2018 Filmekimi'nde İzlemeniz Gereken 5 Film | Özçekim
Film - DiziKültür - Sanat

2018 Filmekimi’nde Mutlaka İzlemeniz Gereken 5 Film

İstanbul Kültür Sanat Vakfı tarafından 2002 yılında başlatılan “Sonbaharda Film Haftası” etkinliği olan Filmekimi, 2011 yılından itibaren İstanbul dışındaki kentlerimize de sıçramıştı.

Her sene ekim ayında gerçekleşen Filmekimi, tüm dünyada konuşulan birçok ödüllü filmi, vizyona yeni girmiş ya da girecek yeni filmleri, hatta bazı filmlerin galasını sonbaharla birleştirerek ortaya güzel bir “filmekimi” çıkarıyor. Normalde erişilemeyecek dünyaca ünlü filmlerin ayağımıza kadar gelmesi sebebiyle Filmekimi, filmseverler için oldukça büyük bir önem taşıyor.

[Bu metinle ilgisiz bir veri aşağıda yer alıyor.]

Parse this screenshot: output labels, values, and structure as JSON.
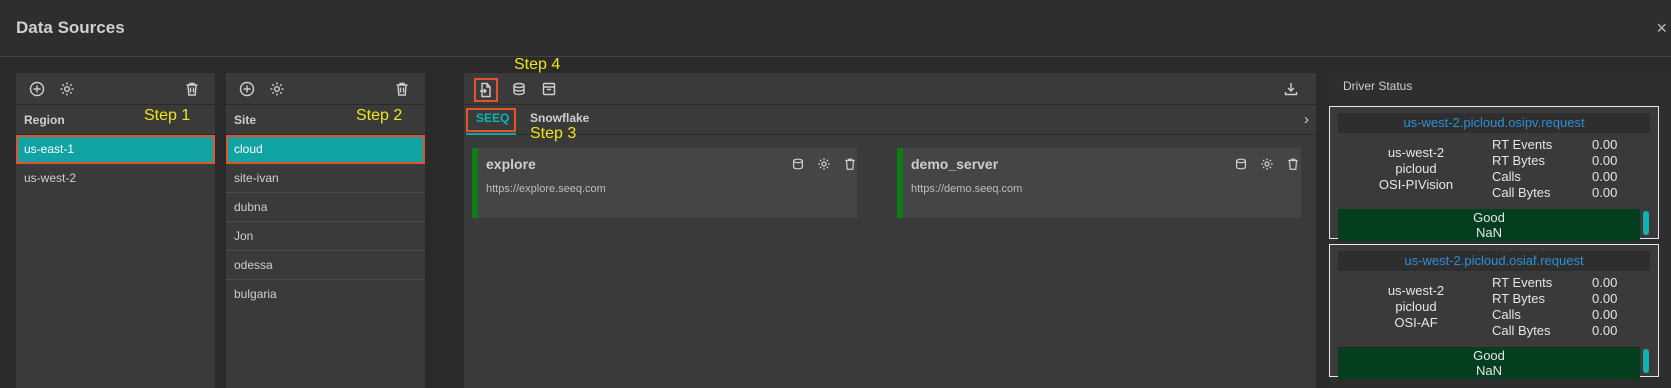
{
  "window": {
    "title": "Data Sources",
    "close_icon": "×"
  },
  "region_panel": {
    "header": "Region",
    "items": [
      {
        "label": "us-east-1",
        "selected": true
      },
      {
        "label": "us-west-2",
        "selected": false
      }
    ],
    "step": "Step 1"
  },
  "site_panel": {
    "header": "Site",
    "items": [
      {
        "label": "cloud",
        "selected": true
      },
      {
        "label": "site-ivan",
        "selected": false
      },
      {
        "label": "dubna",
        "selected": false
      },
      {
        "label": "Jon",
        "selected": false
      },
      {
        "label": "odessa",
        "selected": false
      },
      {
        "label": "bulgaria",
        "selected": false
      }
    ],
    "step": "Step 2"
  },
  "datasource_panel": {
    "step_toolbar": "Step 4",
    "step_tab": "Step 3",
    "tabs": [
      {
        "label": "SEEQ",
        "active": true
      },
      {
        "label": "Snowflake",
        "active": false
      }
    ],
    "cards": [
      {
        "name": "explore",
        "url": "https://explore.seeq.com"
      },
      {
        "name": "demo_server",
        "url": "https://demo.seeq.com"
      }
    ]
  },
  "driver_status": {
    "title": "Driver Status",
    "drivers": [
      {
        "name": "us-west-2.picloud.osipv.request",
        "info": [
          "us-west-2",
          "picloud",
          "OSI-PIVision"
        ],
        "metrics": [
          {
            "label": "RT Events",
            "value": "0.00"
          },
          {
            "label": "RT Bytes",
            "value": "0.00"
          },
          {
            "label": "Calls",
            "value": "0.00"
          },
          {
            "label": "Call Bytes",
            "value": "0.00"
          }
        ],
        "state": "Good",
        "state_value": "NaN"
      },
      {
        "name": "us-west-2.picloud.osiaf.request",
        "info": [
          "us-west-2",
          "picloud",
          "OSI-AF"
        ],
        "metrics": [
          {
            "label": "RT Events",
            "value": "0.00"
          },
          {
            "label": "RT Bytes",
            "value": "0.00"
          },
          {
            "label": "Calls",
            "value": "0.00"
          },
          {
            "label": "Call Bytes",
            "value": "0.00"
          }
        ],
        "state": "Good",
        "state_value": "NaN"
      }
    ]
  },
  "colors": {
    "accent": "#11a3a3",
    "highlight_border": "#e0552a",
    "step_text": "#f2e41a",
    "link": "#2b8fd6",
    "status_good_bg": "#053e1f",
    "card_bar": "#0d7d16"
  }
}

Özçekimliler de tüm bu fırsatlardan geri kalmasın diye her sayıda bir şanslı okurumuza Lale Kart hediye ediyoruz. 7. Sayımızdaki “Sual” sorunu belirtilen etiketlerle paylaşarak Lale Kart’ınıza kavuşabilirsiniz.

Biz Hayvanlar\We The Animals

We The Animals

Biz Hayvanlar, anne-babalarının aşk-nefret ilişkisinde arada kalan üç küçük erkek kardeşi merkezine alan, duygu dolu bir büyüme hikâyesi anlatıyor. İki kardeş, sağı solu belli olmayan babalarının izinde büyürken en küçükleri Jonah, kendine git gide bağımlı kalacağı bir hayal dünyası kuracaktır. İlk gösterimini Sundance Film Festivali’nde yapan Biz Hayvanlar, belgeseli In A Dream ile Oscar adayı olan yönetmen Jeremiah Zagar’ın ilk kurmaca filmi. Bir işçi ailesinin iç dinamiklerini kardeşlik ve aile içi şiddet yoluyla ve belgeselci gözüyle aktaran Biz Hayvanlar, kardeşleri canlandıran amatör çocuk oyuncuları, duygusal atmosferi ve animasyon sekanslarıyla dikkat çekiyor.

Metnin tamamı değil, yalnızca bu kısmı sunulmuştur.